2. Hollow-body irons because, yes, they’re cool and Adams had them way back in 2009. The new Adams Idea irons will borrow from the current trend of hollow irons that it actually first debuted back in 2009 with it A7 irons, which featured a hollow 5-iron as a transition between the cavity back mid and short irons and hybrid long irons in the set. This new set will feature a progressive offset design (more offset on the long irons, little to no offset on the short irons), but the hollow body construction will help produce a more forgiving, low center of gravity (further helped by shorter hosel lengths on the long irons). Additionally, average golfers will benefit from the slightly weaker lofts for easier launch. Similar to the hybrids, the sole features heel and toe relief to counteract that steeper attack angle of average golfers, but the look stays conventional.
“Obviously, it’s balancing a pretty fine line between giving these golfers what they need versus what they want,” said Carr, referencing the way TaylorMade’s hollow Pᐧ790 irons have wide player-ability level appeal. “It's really about taking the attributes of all the products that we know have been successful. It’s thinking about what is that level of acceptability across all the physical attributes of the club that will appeal to those who need it but not offend those who don't because really these golfers are just as aspirational as any.”
3. Wedge, putter offer special help with classy looks. The Adams Idea wedge is a true effort at a game-improvement design without resorting to training wheels.

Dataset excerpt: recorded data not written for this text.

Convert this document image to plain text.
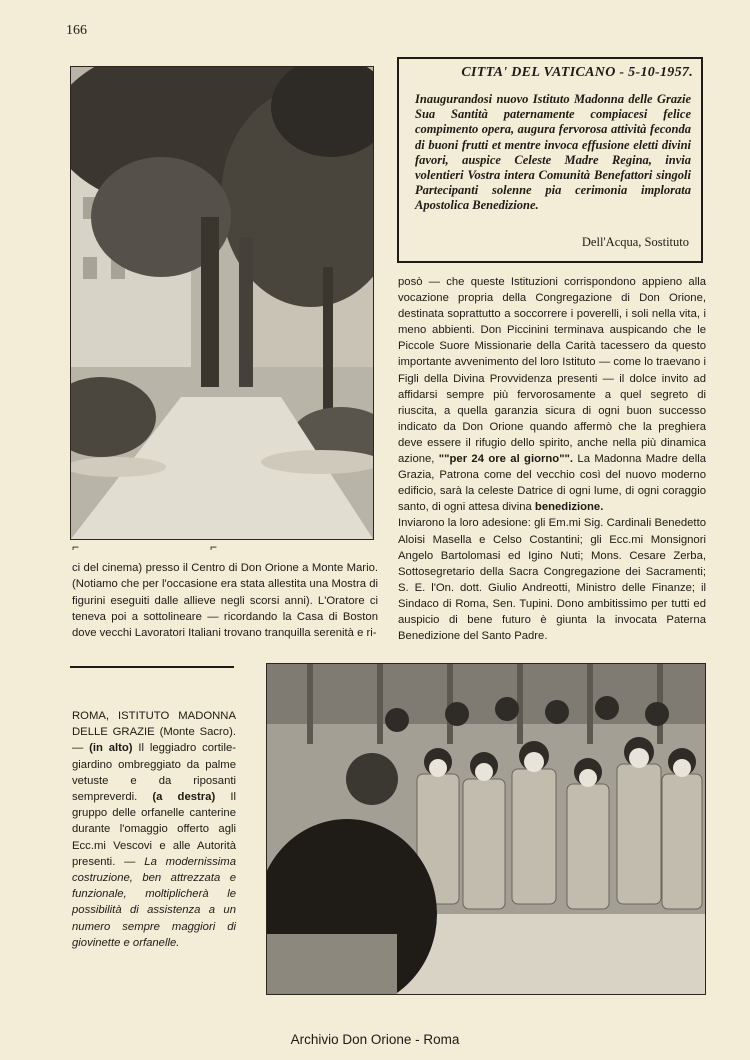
166
CITTA' DEL VATICANO - 5-10-1957.
Inaugurandosi nuovo Istituto Madonna delle Grazie Sua Santità paternamente compiacesi felice compimento opera, augura fervorosa attività feconda di buoni frutti et mentre invoca effusione eletti divini favori, auspice Celeste Madre Regina, invia volentieri Vostra intera Comunità Benefattori singoli Partecipanti solenne pia cerimonia implorata Apostolica Benedizione.
Dell'Acqua, Sostituto
posò — che queste Istituzioni corrispondono appieno alla vocazione propria della Congregazione di Don Orione, destinata soprattutto a soccorrere i poverelli, i soli nella vita, i meno abbienti. Don Piccinini terminava auspicando che le Piccole Suore Missionarie della Carità tacessero da questo importante avvenimento del loro Istituto — come lo traevano i Figli della Divina Provvidenza presenti — il dolce invito ad affidarsi sempre più fervorosamente a quel segreto di riuscita, a quella garanzia sicura di ogni buon successo indicato da Don Orione quando affermò che la preghiera deve essere il rifugio dello spirito, anche nella più dinamica azione, ""per 24 ore al giorno"". La Madonna Madre della Grazia, Patrona come del vecchio così del nuovo moderno edificio, sarà la celeste Datrice di ogni lume, di ogni coraggio santo, di ogni attesa divina benedizione.
Inviarono la loro adesione: gli Em.mi Sig. Cardinali Benedetto Aloisi Masella e Celso Costantini; gli Ecc.mi Monsignori Angelo Bartolomasi ed Igino Nuti; Mons. Cesare Zerba, Sottosegretario della Sacra Congregazione dei Sacramenti; S. E. l'On. dott. Giulio Andreotti, Ministro delle Finanze; il Sindaco di Roma, Sen. Tupini. Dono ambitissimo per tutti ed auspicio di bene futuro è giunta la invocata Paterna Benedizione del Santo Padre.
⌐	⌐
ci del cinema) presso il Centro di Don Orione a Monte Mario. (Notiamo che per l'occasione era stata allestita una Mostra di figurini eseguiti dalle allieve negli scorsi anni). L'Oratore ci teneva poi a sottolineare — ricordando la Casa di Boston dove vecchi Lavoratori Italiani trovano tranquilla serenità e ri-
ROMA, ISTITUTO MADONNA DELLE GRAZIE (Monte Sacro). — (in alto) Il leggiadro cortile-giardino ombreggiato da palme vetuste e da riposanti sempreverdi. (a destra) Il gruppo delle orfanelle canterine durante l'omaggio offerto agli Ecc.mi Vescovi e alle Autorità presenti. — La modernissima costruzione, ben attrezzata e funzionale, moltiplicherà le possibilità di assistenza a un numero sempre maggiori di giovinette e orfanelle.
Archivio Don Orione - Roma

This includes a distinctive cavity back shaping that features a deep undercut that aims to push more mass high in the head for a more controlled flight with better spin. The wider sole with extra bounce uses an aggressive C-grind with extra heel and toe relief to provide a smoother glide through sand and turf. Milled grooves help maximize the potential for short-game spin.
“My main objective when designing this wedge was, ‘how do I get this golfer to have a more controllable ball flight in their approach shots?” Carr said. “I call this party in the back, business up front.”
Meanwhile, the putter incorporates the concentric half-circles groove pattern in the center of the face to help produce a more efficient roll. The company’s engineers actually had to resurrect the original milling tool used to make the grooves on the Yes! C-groove putters and recreate it in the making of two traditional blade and mallet shapes.
“This C-groove is exactly the same specs as the original C-groove,” Carr said. “We're using the same geometry. The benefits of C-groove are a very soft buttery feel, and then obviously, that that consistent roll.”